Die Anfänge der Breslauer Dichterschule führt Ludwig Sittenfeld in einem Rückblick auf literarische Zirkel zurück, die 1846 auf Anregung des Wissenschaftlers und Vormärz-Liberalen Nees von Esenbeck zusammenfanden. Als Gründer eines Vereins mit dem Namen Schlesisches Dichterkränzchen, der im Sommer 1859 bereits existierte, werden Carl Krause († 1879), später Redakteur der Frankfurter Oder-Zeitung, und Ernst Falkenhayn († 1863) genannt. Die späteren Stiftungsfeste des Vereins bezogen sich auf den 13./14. Februar 1859 als Gründungsdatum.

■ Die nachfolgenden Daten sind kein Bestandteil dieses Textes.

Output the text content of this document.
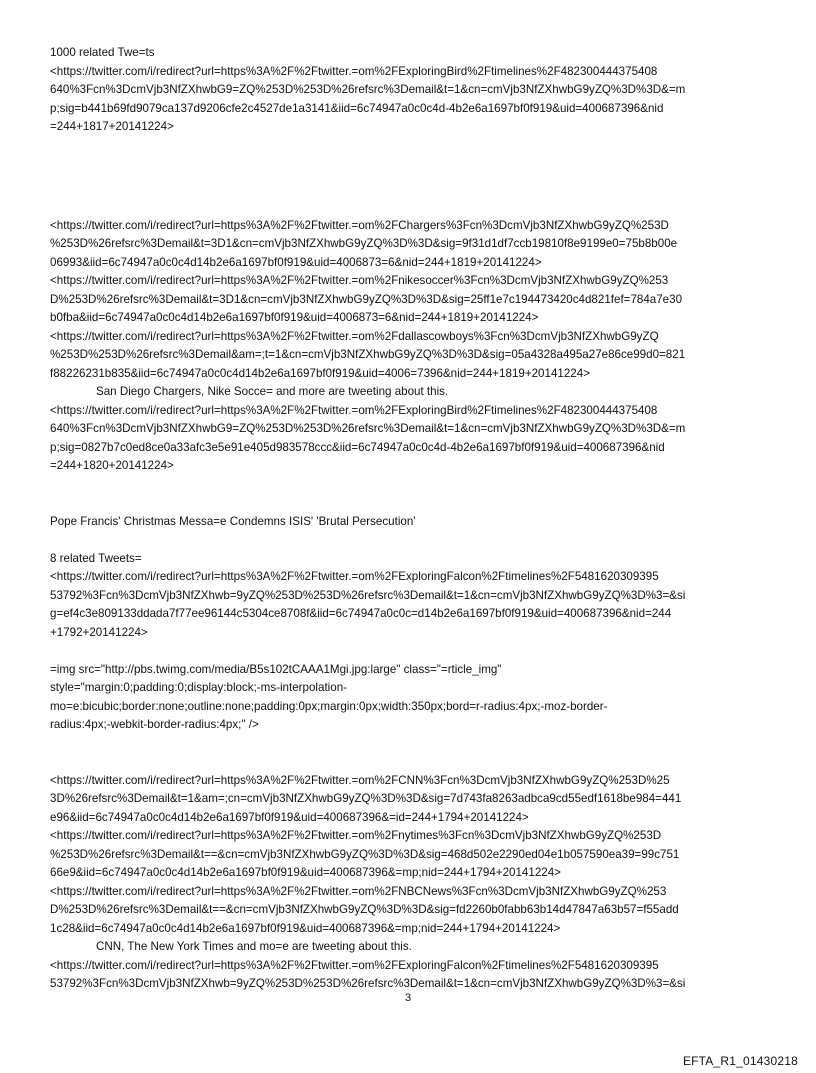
1000 related Twe=ts
<https://twitter.com/i/redirect?url=https%3A%2F%2Ftwitter.=om%2FExploringBird%2Ftimelines%2F482300444375408
640%3Fcn%3DcmVjb3NfZXhwbG9=ZQ%253D%253D%26refsrc%3Demail&t=1&cn=cmVjb3NfZXhwbG9yZQ%3D%3D&=m
p;sig=b441b69fd9079ca137d9206cfe2c4527de1a3141&iid=6c74947a0c0c4d-4b2e6a1697bf0f919&uid=400687396&nid
=244+1817+20141224>
<https://twitter.com/i/redirect?url=https%3A%2F%2Ftwitter.=om%2FChargers%3Fcn%3DcmVjb3NfZXhwbG9yZQ%253D
%253D%26refsrc%3Demail&t=3D1&cn=cmVjb3NfZXhwbG9yZQ%3D%3D&sig=9f31d1df7ccb19810f8e9199e0=75b8b00e
06993&iid=6c74947a0c0c4d14b2e6a1697bf0f919&uid=4006873=6&nid=244+1819+20141224>
<https://twitter.com/i/redirect?url=https%3A%2F%2Ftwitter.=om%2Fnikesoccer%3Fcn%3DcmVjb3NfZXhwbG9yZQ%253
D%253D%26refsrc%3Demail&t=3D1&cn=cmVjb3NfZXhwbG9yZQ%3D%3D&sig=25ff1e7c194473420c4d821fef=784a7e30
b0fba&iid=6c74947a0c0c4d14b2e6a1697bf0f919&uid=4006873=6&nid=244+1819+20141224>
<https://twitter.com/i/redirect?url=https%3A%2F%2Ftwitter.=om%2Fdallascowboys%3Fcn%3DcmVjb3NfZXhwbG9yZQ
%253D%253D%26refsrc%3Demail&am=;t=1&cn=cmVjb3NfZXhwbG9yZQ%3D%3D&sig=05a4328a495a27e86ce99d0=821
f88226231b835&iid=6c74947a0c0c4d14b2e6a1697bf0f919&uid=4006=7396&nid=244+1819+20141224>
San Diego Chargers, Nike Socce= and more are tweeting about this.
<https://twitter.com/i/redirect?url=https%3A%2F%2Ftwitter.=om%2FExploringBird%2Ftimelines%2F482300444375408
640%3Fcn%3DcmVjb3NfZXhwbG9=ZQ%253D%253D%26refsrc%3Demail&t=1&cn=cmVjb3NfZXhwbG9yZQ%3D%3D&=m
p;sig=0827b7c0ed8ce0a33afc3e5e91e405d983578ccc&iid=6c74947a0c0c4d-4b2e6a1697bf0f919&uid=400687396&nid
=244+1820+20141224>
Pope Francis' Christmas Messa=e Condemns ISIS' 'Brutal Persecution'
8 related Tweets=
<https://twitter.com/i/redirect?url=https%3A%2F%2Ftwitter.=om%2FExploringFalcon%2Ftimelines%2F5481620309395
53792%3Fcn%3DcmVjb3NfZXhwb=9yZQ%253D%253D%26refsrc%3Demail&t=1&cn=cmVjb3NfZXhwbG9yZQ%3D%3=&si
g=ef4c3e809133ddada7f77ee96144c5304ce8708f&iid=6c74947a0c0c=d14b2e6a1697bf0f919&uid=400687396&nid=244
+1792+20141224>
=img src="http://pbs.twimg.com/media/B5s102tCAAA1Mgi.jpg:large" class="=rticle_img"
style="margin:0;padding:0;display:block;-ms-interpolation-
mo=e:bicubic;border:none;outline:none;padding:0px;margin:0px;width:350px;bord=r-radius:4px;-moz-border-
radius:4px;-webkit-border-radius:4px;" />
<https://twitter.com/i/redirect?url=https%3A%2F%2Ftwitter.=om%2FCNN%3Fcn%3DcmVjb3NfZXhwbG9yZQ%253D%25
3D%26refsrc%3Demail&t=1&am=;cn=cmVjb3NfZXhwbG9yZQ%3D%3D&sig=7d743fa8263adbca9cd55edf1618be984=441
e96&iid=6c74947a0c0c4d14b2e6a1697bf0f919&uid=400687396&=id=244+1794+20141224>
<https://twitter.com/i/redirect?url=https%3A%2F%2Ftwitter.=om%2Fnytimes%3Fcn%3DcmVjb3NfZXhwbG9yZQ%253D
%253D%26refsrc%3Demail&t==&cn=cmVjb3NfZXhwbG9yZQ%3D%3D&sig=468d502e2290ed04e1b057590ea39=99c751
66e9&iid=6c74947a0c0c4d14b2e6a1697bf0f919&uid=400687396&=mp;nid=244+1794+20141224>
<https://twitter.com/i/redirect?url=https%3A%2F%2Ftwitter.=om%2FNBCNews%3Fcn%3DcmVjb3NfZXhwbG9yZQ%253
D%253D%26refsrc%3Demail&t==&cn=cmVjb3NfZXhwbG9yZQ%3D%3D&sig=fd2260b0fabb63b14d47847a63b57=f55add
1c28&iid=6c74947a0c0c4d14b2e6a1697bf0f919&uid=400687396&=mp;nid=244+1794+20141224>
CNN, The New York Times and mo=e are tweeting about this.
<https://twitter.com/i/redirect?url=https%3A%2F%2Ftwitter.=om%2FExploringFalcon%2Ftimelines%2F5481620309395
53792%3Fcn%3DcmVjb3NfZXhwb=9yZQ%253D%253D%26refsrc%3Demail&t=1&cn=cmVjb3NfZXhwbG9yZQ%3D%3=&si
3
EFTA_R1_01430218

Ursprünglich war das Dichterkränzchen ein Übungszirkel für angehende Redner; für die Zusammenkünfte wurden jeweils Tagespräsidenten gewählt. Nach Schaffung eines dauerhaften Amts wurde Rafael Finkenstein (* 10. November 1828; † 31. Juli 1874) der erste Vorsitzende. Erste öffentliche Aktivitäten des Vereins standen in Verbindung zu den Breslauer Feierlichkeiten am 10. November 1859 zum hundertsten Geburtstag von Friedrich Schiller. Der Verein unternahm auch Ausflüge wie den nach Odernigk, über den die Schlesische Zeitung am 13. August 1859 berichtete.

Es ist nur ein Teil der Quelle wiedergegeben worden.